Adapt replication batch size dynamically
volkerstampa opened this issue · 1 comments
Currently the number of events that are replicated through a single akka-message is fix (eventuate.log.write-batch-size
) (if enough events wait for replication). If the binary representation of the resulting message exceeds the akka-remote frame size (akka.remote.netty.tcp.maximum-frame-size
) the message is dropped at the source and the replication essentially stops as each retry results in the same error. A problem like this can only be fixed by re-configuring ether eventuate.log.write-batch-size
or akka.remote.netty.tcp.maximum-frame-size
and restarting the application (or at least the actor-system).

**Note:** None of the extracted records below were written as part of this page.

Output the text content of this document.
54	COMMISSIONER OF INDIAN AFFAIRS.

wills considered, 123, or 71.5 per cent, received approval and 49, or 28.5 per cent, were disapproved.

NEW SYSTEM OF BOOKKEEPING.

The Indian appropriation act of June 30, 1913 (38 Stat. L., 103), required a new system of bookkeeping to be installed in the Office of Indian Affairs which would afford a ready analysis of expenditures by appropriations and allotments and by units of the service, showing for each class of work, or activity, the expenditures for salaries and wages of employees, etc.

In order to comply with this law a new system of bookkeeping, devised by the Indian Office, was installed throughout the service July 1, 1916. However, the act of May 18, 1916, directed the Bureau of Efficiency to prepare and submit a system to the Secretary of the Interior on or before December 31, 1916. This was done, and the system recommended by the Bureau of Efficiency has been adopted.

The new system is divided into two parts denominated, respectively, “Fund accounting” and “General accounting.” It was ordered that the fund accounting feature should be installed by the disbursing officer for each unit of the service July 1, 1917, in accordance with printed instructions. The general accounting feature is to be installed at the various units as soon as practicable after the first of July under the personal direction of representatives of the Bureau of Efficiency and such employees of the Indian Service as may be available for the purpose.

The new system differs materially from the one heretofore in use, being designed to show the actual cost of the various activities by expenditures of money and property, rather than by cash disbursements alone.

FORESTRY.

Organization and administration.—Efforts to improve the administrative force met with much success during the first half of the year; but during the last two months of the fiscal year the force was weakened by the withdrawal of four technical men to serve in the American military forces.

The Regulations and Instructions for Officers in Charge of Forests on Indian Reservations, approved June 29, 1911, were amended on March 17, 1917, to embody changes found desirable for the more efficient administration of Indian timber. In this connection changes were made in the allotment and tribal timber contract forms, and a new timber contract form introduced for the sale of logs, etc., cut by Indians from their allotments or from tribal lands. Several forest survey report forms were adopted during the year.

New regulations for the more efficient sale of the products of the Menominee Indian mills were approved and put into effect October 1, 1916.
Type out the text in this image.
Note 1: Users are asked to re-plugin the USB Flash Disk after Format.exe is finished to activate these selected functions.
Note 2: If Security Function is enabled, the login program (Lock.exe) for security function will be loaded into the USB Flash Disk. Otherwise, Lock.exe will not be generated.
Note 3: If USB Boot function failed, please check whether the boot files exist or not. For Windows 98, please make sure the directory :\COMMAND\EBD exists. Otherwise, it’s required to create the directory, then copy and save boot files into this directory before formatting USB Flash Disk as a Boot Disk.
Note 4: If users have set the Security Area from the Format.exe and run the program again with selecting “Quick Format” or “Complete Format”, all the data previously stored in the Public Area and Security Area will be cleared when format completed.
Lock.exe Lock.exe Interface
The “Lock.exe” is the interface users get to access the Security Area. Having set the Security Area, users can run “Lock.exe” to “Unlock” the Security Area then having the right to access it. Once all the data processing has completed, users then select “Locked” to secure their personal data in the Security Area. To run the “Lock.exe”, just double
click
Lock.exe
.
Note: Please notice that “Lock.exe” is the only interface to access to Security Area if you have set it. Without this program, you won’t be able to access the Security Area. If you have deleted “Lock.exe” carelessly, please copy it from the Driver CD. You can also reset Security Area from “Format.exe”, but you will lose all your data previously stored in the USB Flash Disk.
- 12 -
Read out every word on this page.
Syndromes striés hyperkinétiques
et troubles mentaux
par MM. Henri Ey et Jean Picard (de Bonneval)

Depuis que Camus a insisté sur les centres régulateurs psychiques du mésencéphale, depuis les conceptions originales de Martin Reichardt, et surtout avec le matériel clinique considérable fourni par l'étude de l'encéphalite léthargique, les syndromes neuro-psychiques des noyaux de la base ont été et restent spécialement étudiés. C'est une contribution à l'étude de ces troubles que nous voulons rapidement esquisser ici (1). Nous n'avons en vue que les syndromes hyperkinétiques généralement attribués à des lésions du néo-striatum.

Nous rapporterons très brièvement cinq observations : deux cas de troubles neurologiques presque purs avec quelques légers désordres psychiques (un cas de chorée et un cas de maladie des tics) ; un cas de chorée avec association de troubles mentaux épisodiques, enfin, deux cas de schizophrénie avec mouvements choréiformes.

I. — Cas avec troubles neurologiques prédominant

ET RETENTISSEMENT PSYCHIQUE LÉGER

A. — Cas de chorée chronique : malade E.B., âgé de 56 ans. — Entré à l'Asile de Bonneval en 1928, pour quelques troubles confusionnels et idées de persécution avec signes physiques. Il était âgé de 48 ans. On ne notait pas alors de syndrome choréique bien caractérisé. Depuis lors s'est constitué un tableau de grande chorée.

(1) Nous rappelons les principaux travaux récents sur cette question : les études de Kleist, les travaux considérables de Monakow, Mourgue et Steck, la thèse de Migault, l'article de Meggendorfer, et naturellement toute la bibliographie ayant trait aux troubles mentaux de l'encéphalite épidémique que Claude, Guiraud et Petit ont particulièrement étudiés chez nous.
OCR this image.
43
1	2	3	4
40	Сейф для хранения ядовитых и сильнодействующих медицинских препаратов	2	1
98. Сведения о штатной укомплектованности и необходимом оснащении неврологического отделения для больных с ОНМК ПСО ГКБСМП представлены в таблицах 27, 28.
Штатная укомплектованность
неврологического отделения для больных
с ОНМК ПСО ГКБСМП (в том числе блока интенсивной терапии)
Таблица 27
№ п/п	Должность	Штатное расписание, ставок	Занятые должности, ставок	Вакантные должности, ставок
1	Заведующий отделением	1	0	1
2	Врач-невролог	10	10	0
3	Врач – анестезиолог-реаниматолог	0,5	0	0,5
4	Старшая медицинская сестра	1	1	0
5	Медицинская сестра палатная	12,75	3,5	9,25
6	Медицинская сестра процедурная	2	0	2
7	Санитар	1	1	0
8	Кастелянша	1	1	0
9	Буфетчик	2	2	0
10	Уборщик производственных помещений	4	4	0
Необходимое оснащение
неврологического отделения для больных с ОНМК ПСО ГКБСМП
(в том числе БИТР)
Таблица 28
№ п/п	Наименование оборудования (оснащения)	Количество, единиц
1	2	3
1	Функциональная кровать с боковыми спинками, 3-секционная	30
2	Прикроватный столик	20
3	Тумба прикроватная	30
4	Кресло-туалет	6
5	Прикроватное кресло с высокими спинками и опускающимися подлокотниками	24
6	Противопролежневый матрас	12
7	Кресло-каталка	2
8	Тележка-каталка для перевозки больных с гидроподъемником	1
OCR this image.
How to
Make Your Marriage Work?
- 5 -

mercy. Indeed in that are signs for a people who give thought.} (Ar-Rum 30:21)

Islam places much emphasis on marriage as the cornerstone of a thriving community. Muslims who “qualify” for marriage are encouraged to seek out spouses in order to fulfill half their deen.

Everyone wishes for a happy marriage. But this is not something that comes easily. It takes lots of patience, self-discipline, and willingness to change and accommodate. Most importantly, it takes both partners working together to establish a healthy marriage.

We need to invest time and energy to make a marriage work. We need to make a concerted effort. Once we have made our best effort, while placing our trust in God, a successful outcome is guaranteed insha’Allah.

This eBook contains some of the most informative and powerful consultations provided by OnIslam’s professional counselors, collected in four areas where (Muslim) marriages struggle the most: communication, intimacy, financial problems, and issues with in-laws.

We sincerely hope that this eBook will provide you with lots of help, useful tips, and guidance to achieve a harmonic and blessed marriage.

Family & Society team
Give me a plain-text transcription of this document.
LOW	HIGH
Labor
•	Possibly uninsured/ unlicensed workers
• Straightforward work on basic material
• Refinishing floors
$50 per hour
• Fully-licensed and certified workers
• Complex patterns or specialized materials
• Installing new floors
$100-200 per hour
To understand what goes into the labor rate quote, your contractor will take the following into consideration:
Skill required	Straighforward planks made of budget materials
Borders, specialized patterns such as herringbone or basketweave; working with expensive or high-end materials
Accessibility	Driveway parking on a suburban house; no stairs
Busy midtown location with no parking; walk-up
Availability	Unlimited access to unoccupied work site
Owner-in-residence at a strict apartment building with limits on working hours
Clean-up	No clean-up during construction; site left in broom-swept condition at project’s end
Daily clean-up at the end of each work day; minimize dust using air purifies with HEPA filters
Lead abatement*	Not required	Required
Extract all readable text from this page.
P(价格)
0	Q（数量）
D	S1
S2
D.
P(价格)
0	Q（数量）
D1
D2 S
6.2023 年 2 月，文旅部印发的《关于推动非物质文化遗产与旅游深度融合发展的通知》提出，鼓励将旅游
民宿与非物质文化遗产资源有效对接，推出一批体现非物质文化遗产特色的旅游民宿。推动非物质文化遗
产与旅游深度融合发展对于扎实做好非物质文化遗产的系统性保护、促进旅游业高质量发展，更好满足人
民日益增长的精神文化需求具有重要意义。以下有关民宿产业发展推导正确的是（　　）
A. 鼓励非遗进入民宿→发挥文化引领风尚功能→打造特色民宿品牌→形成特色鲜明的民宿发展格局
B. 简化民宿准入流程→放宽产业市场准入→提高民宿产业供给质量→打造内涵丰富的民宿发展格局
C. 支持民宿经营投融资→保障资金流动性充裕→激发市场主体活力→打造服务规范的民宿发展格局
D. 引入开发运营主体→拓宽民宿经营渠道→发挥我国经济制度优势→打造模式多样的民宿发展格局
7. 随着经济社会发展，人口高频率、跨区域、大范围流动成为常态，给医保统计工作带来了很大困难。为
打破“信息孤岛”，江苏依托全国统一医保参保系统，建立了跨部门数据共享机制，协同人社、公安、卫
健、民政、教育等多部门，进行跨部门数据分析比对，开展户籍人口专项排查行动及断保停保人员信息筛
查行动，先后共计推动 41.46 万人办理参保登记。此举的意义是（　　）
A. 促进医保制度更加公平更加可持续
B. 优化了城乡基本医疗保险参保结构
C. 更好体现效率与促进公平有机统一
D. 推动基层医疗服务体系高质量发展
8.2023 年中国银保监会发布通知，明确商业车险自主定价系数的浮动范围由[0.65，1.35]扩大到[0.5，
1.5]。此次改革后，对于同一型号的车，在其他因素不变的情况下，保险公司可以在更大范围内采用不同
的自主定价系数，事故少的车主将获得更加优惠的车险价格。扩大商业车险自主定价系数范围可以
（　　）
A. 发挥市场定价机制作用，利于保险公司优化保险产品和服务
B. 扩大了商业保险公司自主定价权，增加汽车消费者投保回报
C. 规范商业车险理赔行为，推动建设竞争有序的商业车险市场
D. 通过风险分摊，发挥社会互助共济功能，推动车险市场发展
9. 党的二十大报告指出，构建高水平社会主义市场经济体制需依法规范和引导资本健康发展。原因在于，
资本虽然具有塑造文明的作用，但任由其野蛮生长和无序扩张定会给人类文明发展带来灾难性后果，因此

To avoid a restart in these situations eventuate could either adapt the replication batch size dynamically (for example if n (n>=1) replication requests did not receive a response, the batch size is reduced incrementally by factor f1 (f < 1) until a replication response is received. After that the batch-size can be increased again either incrementally (by factor f2) or at once to its original size.
Alternatively the batch-size is no longer measured in number of events but rather in number of bytes.
Some thoughts: an implementation that can determine the total number of bytes on sender-side would probably result in the most efficient replication algorithm (without changing too much).
The receiver would then probably have to request either
- "at-most-n" events (allowing the receiver to apply some primitive form of back-pressure), or
- "as many as fit in the batch" events (to achieve a large throughput)
The feasibility of 2. probably depends on:
- if it is possible to determine an upper bound for the protocol overhead in which the actual batch is embedded
- if we can determine the serialized size of the events batch. AFAICR ad hoc the serialization is done by Akka so it is not clear to me if this is possible.
I'd be happy to help in both discussion and implementation ;-)